Her postdoctoral research interest expanded to include insecticide resistance and the molecular mechanisms responsible for resistance. After realising the extent of insecticide resistance and the threat to malaria transmission, her research interests widened to include the development of additional vector control tools or interventions, e.g., entomopathogenic fungi [a fungus that can act as a parasite of insects and kills or seriously disables them], and the sterile insect technique. This piqued her interest in the novel fields of research on male mosquitoes and transmission blocking studies.
A distinguished research career
Koekemoer has published 108 papers and has supported malaria control programmes across South Africa's provinces, and provided in-country support of malaria control programmes in Mozambique, Zimbabwe, Botswana, Malawi, Nigeria, and Namibia.

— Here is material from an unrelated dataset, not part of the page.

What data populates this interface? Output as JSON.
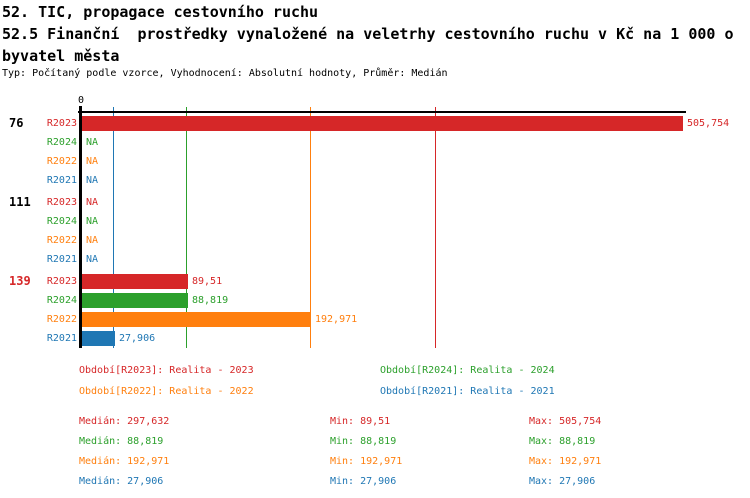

Most recently, in April 2020, she co-authored a paper published in The Lancet, which showed how 'smart' interventions in a unique trial in Namibia reduced malaria transmission by 75% .
Beyond Africa, she participated in various World Health Organization activities from 2011 to 2017, as well as in regional and international meetings on the development of the Sterile Insect Technique for Malaria, Zika and Dengue control run by the International Anatomic Energy Agency (Vienna-Austria).
Her research contribution has been publicly acknowledged and she was named second runner-up in the category Distinguished Young Women in Science in 2011. She was awarded the South African Association for Advancement of Science, British Association Silver Medal for the most outstanding scientist under the age of 40 in 2009. She was elected as a Fellow of the Royal Entomological Society (London) in 2007.
Over her 25-year career, Koekemoer has supervised/co-supervised or hosted 74 students and trained numerous scientists, colleagues and students in molecular species-identification and morphological identifications.